The historical problem with gerrymandering is that the courts long considered it a political question that should not be addressed by the judicial branch. The Supreme Court ultimately found the 14th Amendment equal protection clause to require a one-person one-vote standard for districts and to enforce federal law regarding efforts to marginalize the voting power of various protected classes. Political gerrymandering, however, refers more directly to partisan efforts by one party against other electoral competitors.

That the Supreme Court is divided on the issue of political gerrymandering is no better illustrated than in this summary of the distribution of opinions written in the League of United Latin American Citizens v. Perry, a 2006 Texas case. It reads:

Kennedy, J., announced the judgment of the Court and delivered the opinion of the Court with respect to Parts II–A and III, in which Stevens, Souter, Ginsburg, and Breyer, JJ., joined, an opinion with respect to Parts I and IV, in which Roberts, C. J., and Alito, J., joined, an opinion with respect to Parts II–B and II–C, and an opinion with respect to Part II–D, in which Souter and Ginsburg, JJ., joined. Stevens, J., filed an opinion concurring in part and dissenting in part, in which Breyer, J., joined as to Parts I and II. Souter, J., filed an opinion concurring in part and dissenting in part, in which Ginsburg, J., joined. Breyer, J., filed an opinion concurring in part and dissenting in part. Roberts, C. J., filed an opinion concurring in part, concurring in the judgment in part, and dissenting in part, in which Alito, J., joined. Scalia, J., filed an opinion concurring in the judgment in part and dissenting in part, in which Thomas, J., joined, and in which Roberts, C. J., and Alito, J., joined as to Part III.

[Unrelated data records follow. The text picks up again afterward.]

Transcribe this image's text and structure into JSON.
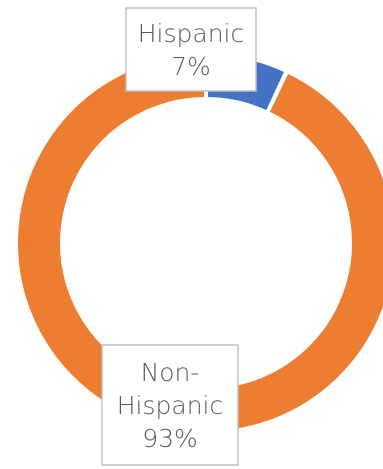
{
  "chart_data": {
    "type": "pie",
    "variant": "doughnut",
    "categories": [
      "Hispanic",
      "Non-Hispanic"
    ],
    "values": [
      7,
      93
    ],
    "data_labels": [
      {
        "category": "Hispanic",
        "lines": [
          "Hispanic",
          "7%"
        ]
      },
      {
        "category": "Non-Hispanic",
        "lines": [
          "Non-",
          "Hispanic",
          "93%"
        ]
      }
    ],
    "colors": [
      "#4472c4",
      "#ed7d31"
    ],
    "title": "",
    "legend": "none"
  }
}
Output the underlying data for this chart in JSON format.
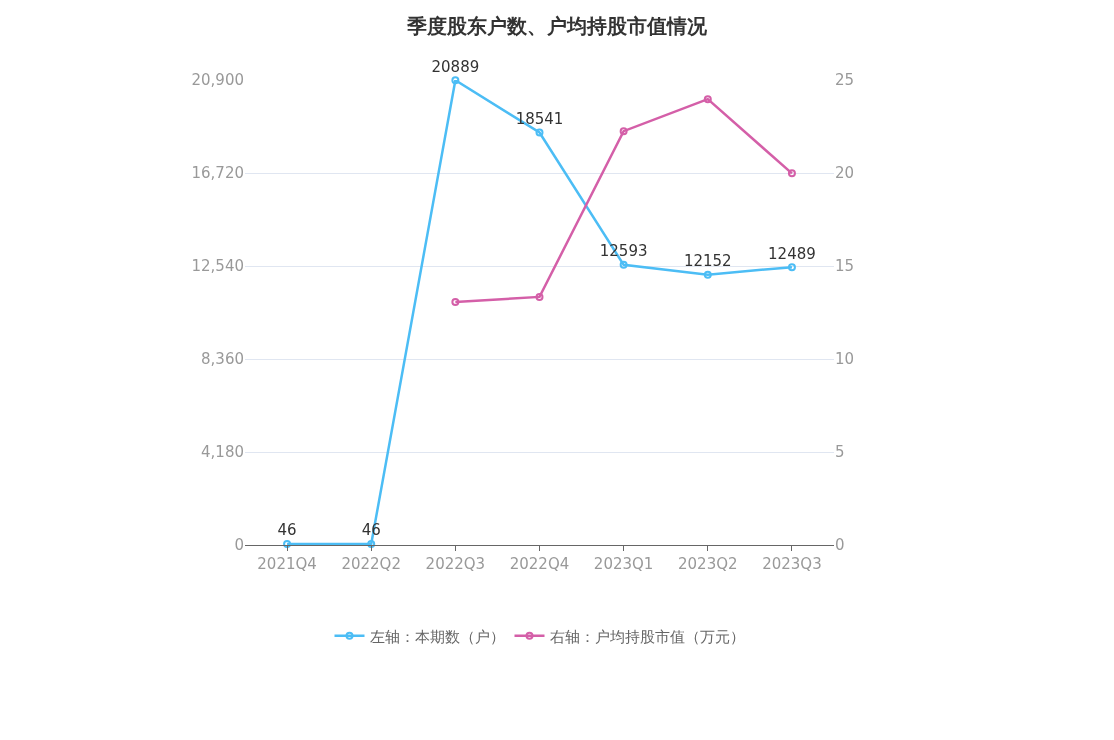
{
  "chart_data": {
    "type": "line",
    "title": "季度股东户数、户均持股市值情况",
    "categories": [
      "2021Q4",
      "2022Q2",
      "2022Q3",
      "2022Q4",
      "2023Q1",
      "2023Q2",
      "2023Q3"
    ],
    "series": [
      {
        "name": "左轴：本期数（户）",
        "color": "#4cbdf5",
        "values": [
          46,
          46,
          20889,
          18541,
          12593,
          12152,
          12489
        ],
        "value_labels": [
          "46",
          "46",
          "20889",
          "18541",
          "12593",
          "12152",
          "12489"
        ]
      },
      {
        "name": "右轴：户均持股市值（万元）",
        "color": "#d45fa8",
        "axis": "y2",
        "values": [
          null,
          null,
          13.07,
          13.34,
          22.25,
          23.97,
          19.98
        ]
      }
    ],
    "ylim": [
      0,
      20900
    ],
    "yticks": [
      0,
      {
        "value": 4180,
        "label": "4,180"
      },
      {
        "value": 8360,
        "label": "8,360"
      },
      {
        "value": 12540,
        "label": "12,540"
      },
      {
        "value": 16720,
        "label": "16,720"
      },
      {
        "value": 20900,
        "label": "20,900"
      }
    ],
    "y2lim": [
      0,
      25
    ],
    "y2ticks": [
      0,
      5,
      10,
      15,
      20,
      25
    ],
    "grid": "y",
    "legend": "bottom",
    "marker": "circle",
    "line_style": "solid"
  }
}
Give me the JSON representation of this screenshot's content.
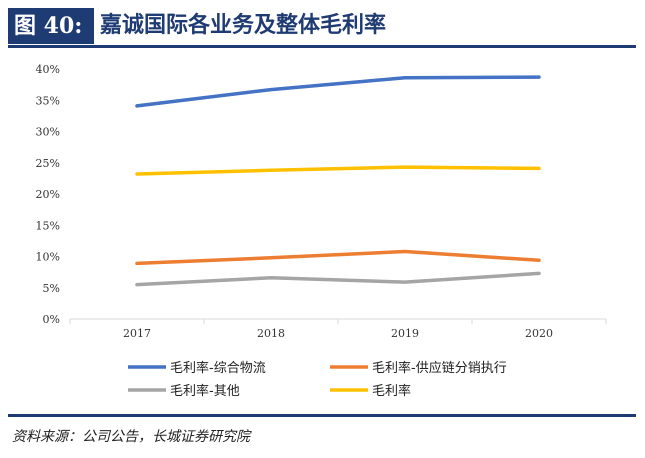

It should come as no surprise that the Court breaks along partisan lines. The conservative bloc attempts at every opportunity to declare political gerrymandering as a nonjusticiable matter, overruling a previous case that established otherwise (Davis v. Bandemer, 1986). Their initial effort came in Vieth v. Jubilier (2004) in which Pennsylvania Democrats claimed Republican-controlled redistricting marginalized Democratic voters and ensured a disproportionate Republican congressional delegation, not unlike that found in the 2012 election. Scalia, writing for only four of the justices, argued that the 18 years since Bandemer had failed to produce any “judicially discernible and manageable standards” for addressing political gerrymandering, justifying the conclusion that such claims should not be considered by the federal courts.

Justice Kennedy, as the fifth justice who agreed with the disposition of the case at hand, nonetheless rejected Scalia’s argument, claiming that just because a standard had not emerged in this case did not mean none might emerge in future cases. So, while Scalia attempts to claim political gerrymandering is nonjusticiable, only four justices say so. Five claim such gerrymandering may well be justiciable. In dissent, Justice Breyer was more explicit,

“. . . political gerrymandering that so entrenches a minority party in power violates basic democratic norms and lacks countervailing justification. For this reason, whether political gerrymandering does, or does not, violate the Constitution in other instances, gerrymandering that leads to entrenchment amounts to an abuse that violates the Constitution’s Equal Protection Clause [Vieth at 361-2].”